Can it really be that simple?  No, not exactly.  While filing the necessary paperwork to register an LLC is pretty simple, maintaining the protection that an LLC can give you involves a bit more-and additional steps should be taken for two or more member(s).  Limited Liability Companies exist in large part to limit the personal liability of the owners. But merely filing out the forms and getting a piece of paper from the Secretary of State does not ensure that you actually are limiting your personal liability.  Just because you have an airplane ticket doesn’t mean you have arrived at your destination; you still have to show up on time, make it through security, find the right plane and not get kicked off the plane for inappropriate behavior.   Maintaining your protection may require some additional reading or a consultation with an attorney to make sure your paperwork and filing fees were not a waste of time and money.

So, here are a few things that you need to do to maintain an LLC.  This is by no means everything, but its a start.

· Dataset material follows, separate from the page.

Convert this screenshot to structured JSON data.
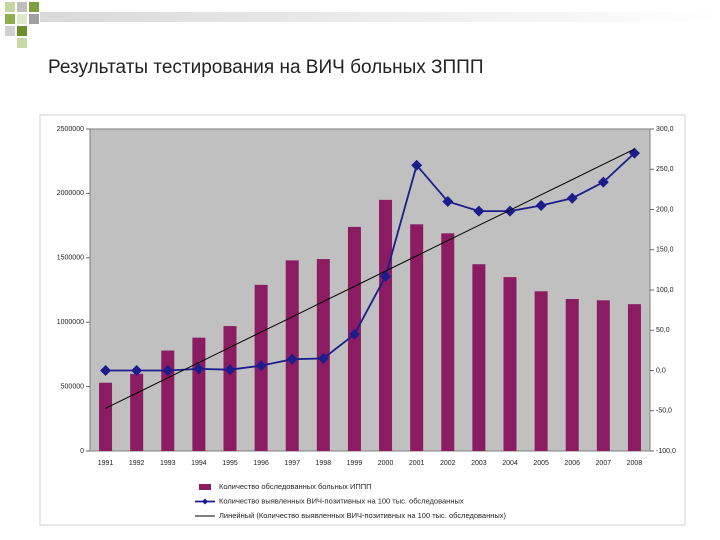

  • Keep your personal and business money in separate accounts:  Intermingling funds is one way that business owners can lose their liability shield.   Use your business accounts only for real business expenses and pay yourself a salary.  Talk to an accountant if you’re not sure what kinds of things can be expensed.
  • Sign documents as a company officer:  A quick way to lose your liability shield is to not even use it.  You don’t want to sign anything in your own name if your LLC is supposed to be the one bound by contract.   Something like  “BIZCO, LLC by its CEO, John Doe” would be preferable to just “John Doe.”
  • Keep Adequate Funds on Hand:  Startups often don’t have much money which is OK so long as you aren’t exposing your company for large contract or tort liability.  If you don’t have reasonable funds to cover your obligations, a court might determine that you are on the hook as well.
  • Maintain Your Business Records:  Holding meetings may not be necessary if you are the only owner of a company, but you still need to maintain some kind of business records and complete your annual filings with the Secretary of State.  If you don’t respect your LLC, why should anyone else?

These are just a few of the more common things that can cost LLC business owners dearly.  If you are on a tight budget, doing some filing work yourself may make sense, even if you have an attorney.  But please take the time to find out what you are doing and why you are doing it.

The above does not constitute legal advice.  If you are unsure about how LLCs work or whether creating one is the right move, both the author and TECHdotMN strongly recommend consulting an attorney.